House Approves $50 billion in Sandy Relief
Yesterday, the House of Representatives approved an additional $50.5 billion in disaster funding for areas devastated by Hurricane Sandy by a 241-180 vote. Congress had previously approved $9.7 billion for flood insurance. The Senate will take up the bill next.
The $50 billion package came in two parts. The original bill from Appropriations Chairman Rep. Hal Rogers (R-KY) included $17 billion of disaster funding, but an amendment from Rep. Rodney Frelinghuysen (R-NJ) added an additional $33 billion to the final total.

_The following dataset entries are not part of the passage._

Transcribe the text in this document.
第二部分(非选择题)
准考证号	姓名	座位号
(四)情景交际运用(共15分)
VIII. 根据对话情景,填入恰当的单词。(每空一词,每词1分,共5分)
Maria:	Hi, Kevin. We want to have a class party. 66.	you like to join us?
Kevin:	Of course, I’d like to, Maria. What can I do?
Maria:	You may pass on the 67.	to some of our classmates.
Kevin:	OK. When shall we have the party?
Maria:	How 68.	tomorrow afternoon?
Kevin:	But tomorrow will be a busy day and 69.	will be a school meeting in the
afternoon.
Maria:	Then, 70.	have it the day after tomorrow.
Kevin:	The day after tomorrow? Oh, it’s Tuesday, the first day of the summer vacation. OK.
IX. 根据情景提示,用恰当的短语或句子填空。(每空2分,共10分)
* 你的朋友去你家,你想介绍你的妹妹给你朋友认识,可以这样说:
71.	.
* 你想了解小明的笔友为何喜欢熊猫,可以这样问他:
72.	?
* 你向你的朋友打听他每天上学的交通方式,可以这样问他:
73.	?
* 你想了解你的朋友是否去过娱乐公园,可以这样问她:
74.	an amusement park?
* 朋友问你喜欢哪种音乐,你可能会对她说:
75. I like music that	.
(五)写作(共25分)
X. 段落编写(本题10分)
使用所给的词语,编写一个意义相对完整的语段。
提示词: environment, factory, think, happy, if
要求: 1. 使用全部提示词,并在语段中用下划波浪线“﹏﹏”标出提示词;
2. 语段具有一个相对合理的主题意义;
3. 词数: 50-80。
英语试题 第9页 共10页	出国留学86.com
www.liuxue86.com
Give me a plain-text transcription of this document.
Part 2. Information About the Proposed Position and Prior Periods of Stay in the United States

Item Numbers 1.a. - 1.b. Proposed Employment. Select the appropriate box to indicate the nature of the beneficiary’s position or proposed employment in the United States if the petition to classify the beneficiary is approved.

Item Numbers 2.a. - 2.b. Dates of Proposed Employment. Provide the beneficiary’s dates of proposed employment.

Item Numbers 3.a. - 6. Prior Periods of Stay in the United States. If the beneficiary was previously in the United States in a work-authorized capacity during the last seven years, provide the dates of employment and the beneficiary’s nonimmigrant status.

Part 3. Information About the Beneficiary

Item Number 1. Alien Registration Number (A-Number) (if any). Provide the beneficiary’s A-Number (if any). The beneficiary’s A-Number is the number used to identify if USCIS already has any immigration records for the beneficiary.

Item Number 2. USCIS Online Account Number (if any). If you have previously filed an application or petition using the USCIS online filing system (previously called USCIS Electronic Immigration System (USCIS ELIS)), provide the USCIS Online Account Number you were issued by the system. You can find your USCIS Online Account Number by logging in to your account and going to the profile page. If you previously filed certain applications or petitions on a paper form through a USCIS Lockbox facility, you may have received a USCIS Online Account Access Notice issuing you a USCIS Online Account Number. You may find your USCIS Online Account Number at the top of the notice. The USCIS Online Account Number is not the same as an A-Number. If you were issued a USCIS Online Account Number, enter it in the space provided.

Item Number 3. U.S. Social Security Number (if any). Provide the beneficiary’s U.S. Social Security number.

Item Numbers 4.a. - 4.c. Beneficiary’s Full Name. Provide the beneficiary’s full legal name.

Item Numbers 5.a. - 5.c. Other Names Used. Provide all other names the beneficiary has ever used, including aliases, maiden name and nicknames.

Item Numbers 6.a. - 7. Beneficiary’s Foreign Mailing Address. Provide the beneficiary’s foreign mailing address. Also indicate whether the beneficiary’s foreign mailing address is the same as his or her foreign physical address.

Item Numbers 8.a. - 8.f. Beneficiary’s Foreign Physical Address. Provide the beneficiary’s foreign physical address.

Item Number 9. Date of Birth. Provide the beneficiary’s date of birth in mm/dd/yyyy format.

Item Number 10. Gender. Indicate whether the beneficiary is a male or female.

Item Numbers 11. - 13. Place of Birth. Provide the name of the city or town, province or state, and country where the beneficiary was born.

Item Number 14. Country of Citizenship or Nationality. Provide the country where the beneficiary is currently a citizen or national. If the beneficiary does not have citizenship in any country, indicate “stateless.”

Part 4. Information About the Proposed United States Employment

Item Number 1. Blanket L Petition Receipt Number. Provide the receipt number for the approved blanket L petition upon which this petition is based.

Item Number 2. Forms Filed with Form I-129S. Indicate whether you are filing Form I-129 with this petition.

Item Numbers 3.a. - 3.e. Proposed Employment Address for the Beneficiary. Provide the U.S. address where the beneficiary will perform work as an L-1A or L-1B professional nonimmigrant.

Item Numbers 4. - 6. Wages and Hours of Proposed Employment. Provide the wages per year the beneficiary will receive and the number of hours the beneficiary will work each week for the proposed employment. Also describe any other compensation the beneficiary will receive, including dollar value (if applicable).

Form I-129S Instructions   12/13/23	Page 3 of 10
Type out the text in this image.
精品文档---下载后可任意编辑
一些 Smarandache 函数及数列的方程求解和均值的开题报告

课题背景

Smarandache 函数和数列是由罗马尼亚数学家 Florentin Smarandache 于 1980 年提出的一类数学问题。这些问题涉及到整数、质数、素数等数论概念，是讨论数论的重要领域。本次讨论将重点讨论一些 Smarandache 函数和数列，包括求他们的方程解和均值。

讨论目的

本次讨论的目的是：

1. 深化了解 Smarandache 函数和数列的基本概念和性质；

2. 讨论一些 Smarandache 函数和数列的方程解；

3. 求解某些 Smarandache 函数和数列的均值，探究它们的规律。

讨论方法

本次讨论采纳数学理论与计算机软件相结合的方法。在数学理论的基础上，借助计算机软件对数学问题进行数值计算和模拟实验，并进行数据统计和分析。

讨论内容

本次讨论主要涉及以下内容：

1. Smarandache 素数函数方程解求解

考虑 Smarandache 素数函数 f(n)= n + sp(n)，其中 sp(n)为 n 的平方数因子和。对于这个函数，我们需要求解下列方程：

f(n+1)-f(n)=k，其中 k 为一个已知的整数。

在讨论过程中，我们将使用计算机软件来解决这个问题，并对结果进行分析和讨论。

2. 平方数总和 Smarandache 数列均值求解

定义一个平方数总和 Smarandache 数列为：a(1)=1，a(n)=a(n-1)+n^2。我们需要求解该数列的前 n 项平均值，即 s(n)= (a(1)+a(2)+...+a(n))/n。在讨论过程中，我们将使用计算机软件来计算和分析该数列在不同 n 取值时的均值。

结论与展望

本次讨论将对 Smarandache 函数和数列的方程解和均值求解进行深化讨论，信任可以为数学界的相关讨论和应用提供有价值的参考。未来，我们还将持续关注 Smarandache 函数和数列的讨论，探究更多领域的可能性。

Unfortunately, the additional spending was entirely deficit financed. An amendment introduced by Rep. Mick Mulvaney (R-SC) that would have offset $17 billion of the bill with a 1.63 percent cut to discretionary spending was defeated. While the Budget Control Act allows adjustments to the discretionary spending caps for disaster relief, this package well exceeded the adjustment. Our thoughts continue to go out to the affected communities, and lawmakers should seek to offset as much of the relief as possible that is provided in excess of the caps to ensure those communities and the entire country do not face even higher debt levels than currently projected. That may mean that Congress should reconsider how much we plan to have available for disaster responses to prevent these events from substantially adding to the debt through better preparation or budget processes.
We've talked before about the importance of having fiscal space to respond to unforeseen crisis without putting strains on our budget. If our fiscal house was in better order, lawmakers would not have to worry as much about the tradeoffs between immediate disaster relief and the consequences of a much larger debt.
This is one of the reasons why we have said that stabilizing the debt at the end of the decade is an inadequate goal for debt reduction. Instead, debt should be put on a clear downward path. Lawmakers will need to respond to disasters like Hurricane Sandy, and by taking a serious look at the budget and finding savings, they can ensure that funding for disaster relief doesn't hurt the government's finances.